The audio recordings are compressed either off-line or online. This latter makes it possible to provide live feeds, as we heard during Clinton's State of the Union address in January. The pricing of this compression software is usually based on the number of simultaneous users to be served, but there are free compression programs as well.
The compressed software is stored on the hard disk of the server. When a user connected to the server clicks on an audio file, the server starts sending the audio file. This is called "streaming." For 20 to 30 seconds, audio data is pumped into a buffer on the recipient's machine and decompressed; then playback starts. While the sound is played back from the buffer, the server keeps steaming the next packet. If there is heavy traffic anywhere on the network, the new packet may not arrive in time for smooth playback. This is when you hear stuttering audio or a complete pause that may have nothing to do with the compressed audio quality. They are merely a sign of a "traffic jam." Think of it as driving up Broadway at 5 p.m. on a Friday and again at 4 a.m. on a Sunday. Same car, same road, grossly different throughput. I once listened to more than 4 minutes of streamed audio of a lovely Scottish ballad (http://www.almac.co.uk/es/tunes) flowing without a hitch; then on another occasion, I heard a 30-second soundbite break apart into stop-and-go 3-second pieces, which destroyed the listening experience.
Beyond this and, obviously, the quality of your soundboard and speaker, the quality of the compressed audio will have an impact on your listening pleasure. To thin the datastream, many of the audio recordings are done at 8 KHz and 8-bit sampling. This is perfectly good for speech. Music needs a minimum 11-KHz sampling rate and 16-bit sound resolution. Even then you will hardly mistake it for your Bang & Olufson deck, but you'll find it adequate for getting a feel for the melody, style, and rhythm.
Play It, Sam, Then Play It Again
To play your audio, you must have a playback program. There are five companies offering the technology for real-time audio: Progressive Network RealAudio, Xing Technologies Streamworks, DSP Group TrueSpeech, Vocaltec Internet Wave, and the newest kid on the block, VoxWare Toolvox.
The playback software programs are free, and they are readily available not only from their developers' home pages but also through many sites that serve audio or have audio discussion groups. They are to be installed and then configured as helper applications for your browser (Netscape, Spyglass, Internet Explorer). Configuration may be done automatically or manually at the time the helper is installed, or it may take place on the first occasion when audio streaming starts, and the browser gives you the option to configure a "viewer." (See Figure 1.) It may seem ironic that these audio helpers are named viewers, but this is a generic term. And after all, the helper applications show nice playback menus while streaming and playing back the sound.

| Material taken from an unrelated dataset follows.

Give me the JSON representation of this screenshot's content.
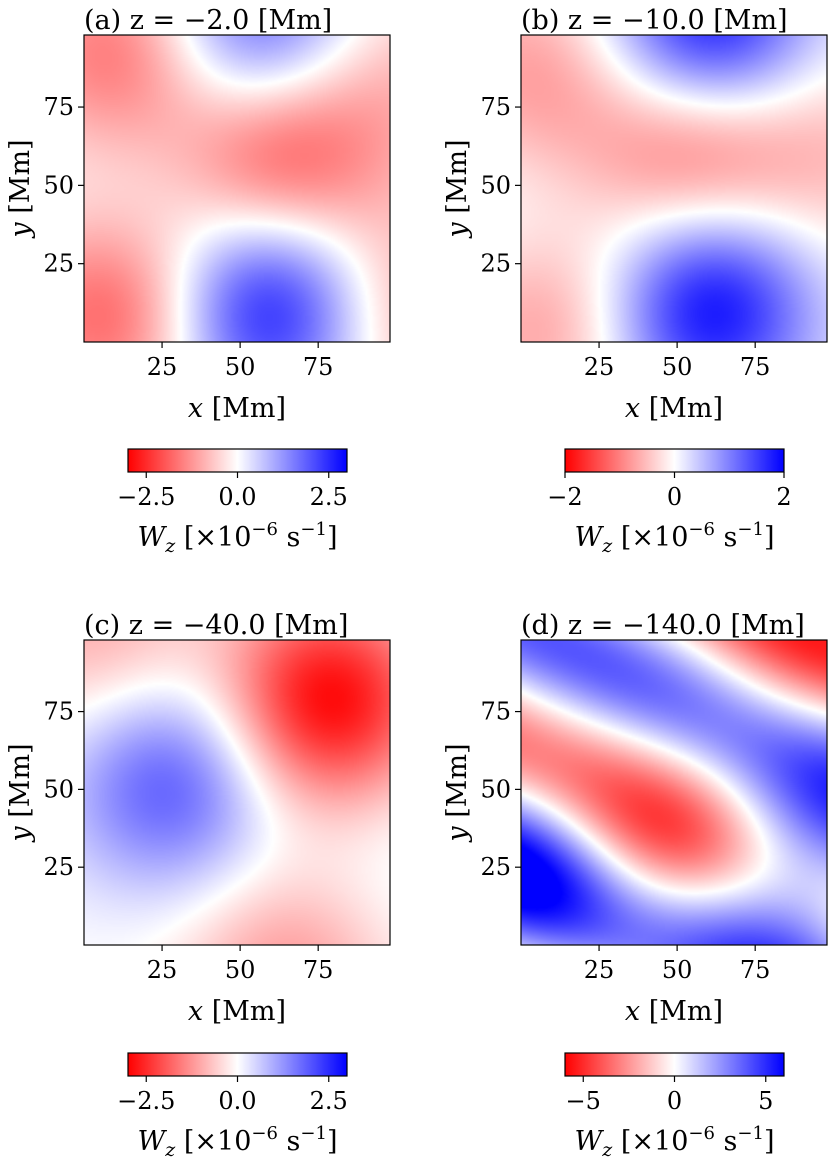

The players differ significantly in such features as playback optimization, progress indication, positioning the commencement of playback, volume control, and amount of information displayed about the sound file. In a future column, I plan to review the major features of these programs. I'll also point out some leading Web sites offering one or more types of streamed audio from interesting archives, plus live feeds of radio broadcasts. Prick up your ears, if you will.